I am using my pi as a weather station, so there are frequent database updates, etc., and it has chewed up a few cheap 4gb cards. The system should run forever in a 4gb filesystem, but I have upgraded the SD card to a 32gb class 10 Samsung card. I am leery about expanding the filesystem beyond the 4gb as it will greatly increase the time to clone the card for backup. So my question is, if I leave it as a 4gb filesystem, will the wear leveling built into the card use the whole 32gb capacity of the card - will it level across the whole physical media even as the logical disk remains 4gb?

2 Answers 2


Yes, it will be leveled across the entire card.

Wear leveling obviously depends upon virtual addressing, and this is done by a microcontroller in the card. The operating system sees these addresses as real contiguous physical addresses that it can partition, but the card's MC has no concept of what the data it stores is for or how it is organized; it just runs the card, including the address mappings, and wear leveling juggles these around with use.

This means that it does not matter what size the partition you create is.
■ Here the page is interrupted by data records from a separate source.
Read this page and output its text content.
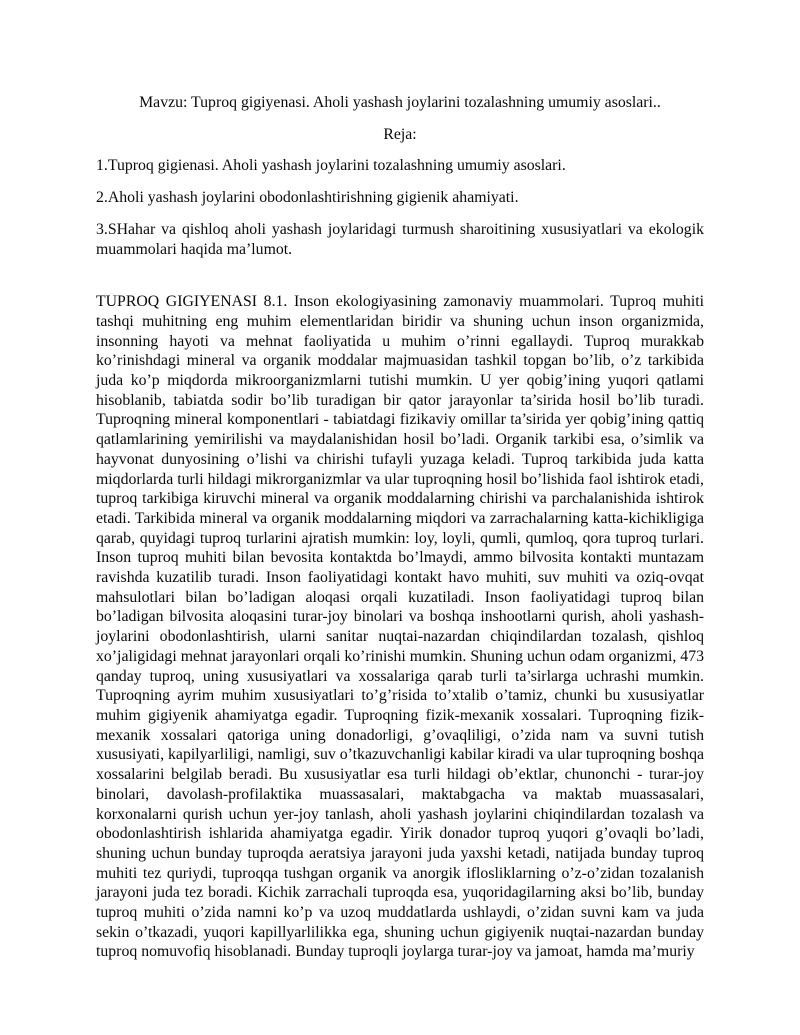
Mavzu: Tuproq gigiyenasi. Aholi yashash joylarini tozalashning umumiy asoslari..

Reja:

1.Tuproq gigienasi. Aholi yashash joylarini tozalashning umumiy asoslari.

2.Aholi yashash joylarini obodonlashtirishning gigienik ahamiyati.

3.SHahar va qishloq aholi yashash joylaridagi turmush sharoitining xususiyatlari va ekologik muammolari haqida ma’lumot.

TUPROQ GIGIYENASI 8.1. Inson ekologiyasining zamonaviy muammolari. Tuproq muhiti tashqi muhitning eng muhim elementlaridan biridir va shuning uchun inson organizmida, insonning hayoti va mehnat faoliyatida u muhim o’rinni egallaydi. Tuproq murakkab ko’rinishdagi mineral va organik moddalar majmuasidan tashkil topgan bo’lib, o’z tarkibida juda ko’p miqdorda mikroorganizmlarni tutishi mumkin. U yer qobig’ining yuqori qatlami hisoblanib, tabiatda sodir bo’lib turadigan bir qator jarayonlar ta’sirida hosil bo’lib turadi. Tuproqning mineral komponentlari - tabiatdagi fizikaviy omillar ta’sirida yer qobig’ining qattiq qatlamlarining yemirilishi va maydalanishidan hosil bo’ladi. Organik tarkibi esa, o’simlik va hayvonat dunyosining o’lishi va chirishi tufayli yuzaga keladi. Tuproq tarkibida juda katta miqdorlarda turli hildagi mikrorganizmlar va ular tuproqning hosil bo’lishida faol ishtirok etadi, tuproq tarkibiga kiruvchi mineral va organik moddalarning chirishi va parchalanishida ishtirok etadi. Tarkibida mineral va organik moddalarning miqdori va zarrachalarning katta-kichikligiga qarab, quyidagi tuproq turlarini ajratish mumkin: loy, loyli, qumli, qumloq, qora tuproq turlari. Inson tuproq muhiti bilan bevosita kontaktda bo’lmaydi, ammo bilvosita kontakti muntazam ravishda kuzatilib turadi. Inson faoliyatidagi kontakt havo muhiti, suv muhiti va oziq-ovqat mahsulotlari bilan bo’ladigan aloqasi orqali kuzatiladi. Inson faoliyatidagi tuproq bilan bo’ladigan bilvosita aloqasini turar-joy binolari va boshqa inshootlarni qurish, aholi yashash-joylarini obodonlashtirish, ularni sanitar nuqtai-nazardan chiqindilardan tozalash, qishloq xo’jaligidagi mehnat jarayonlari orqali ko’rinishi mumkin. Shuning uchun odam organizmi, 473 qanday tuproq, uning xususiyatlari va xossalariga qarab turli ta’sirlarga uchrashi mumkin. Tuproqning ayrim muhim xususiyatlari to’g’risida to’xtalib o’tamiz, chunki bu xususiyatlar muhim gigiyenik ahamiyatga egadir. Tuproqning fizik-mexanik xossalari. Tuproqning fizik-mexanik xossalari qatoriga uning donadorligi, g’ovaqliligi, o’zida nam va suvni tutish xususiyati, kapilyarliligi, namligi, suv o’tkazuvchanligi kabilar kiradi va ular tuproqning boshqa xossalarini belgilab beradi. Bu xususiyatlar esa turli hildagi ob’ektlar, chunonchi - turar-joy binolari, davolash-profilaktika muassasalari, maktabgacha va maktab muassasalari, korxonalarni qurish uchun yer-joy tanlash, aholi yashash joylarini chiqindilardan tozalash va obodonlashtirish ishlarida ahamiyatga egadir. Yirik donador tuproq yuqori g’ovaqli bo’ladi, shuning uchun bunday tuproqda aeratsiya jarayoni juda yaxshi ketadi, natijada bunday tuproq muhiti tez quriydi, tuproqqa tushgan organik va anorgik iflosliklarning o’z-o’zidan tozalanish jarayoni juda tez boradi. Kichik zarrachali tuproqda esa, yuqoridagilarning aksi bo’lib, bunday tuproq muhiti o’zida namni ko’p va uzoq muddatlarda ushlaydi, o’zidan suvni kam va juda sekin o’tkazadi, yuqori kapillyarlilikka ega, shuning uchun gigiyenik nuqtai-nazardan bunday tuproq nomuvofiq hisoblanadi. Bunday tuproqli joylarga turar-joy va jamoat, hamda ma’muriy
There is no good reason to expand the filesystem for the purpose of "maximizing" wear leveling for a longer lifespan. If it is more useful for you to leave it small, then leave it small.


That depends on a lot of different factors. SD cards are not required to have wear leveling at all. Most name brand cards have wear leveling built in, but a lot of the cheaper knockoffs don't.

The OS has some control over how that's done, but not really in the way you're hoping for. If you don't expand the logical disk, the OS won't ever write outside of the area it's defined. That has to be left to the device's firmware for a variety of reasons.

I would recommend expanding the file system, since you don't really lose anything by doing so. The cloned image may take significantly more space on disk, but compressing it with 7z, or something similar will greatly reduce that effect.

Alternatively, you could backup using means other than a full system clone.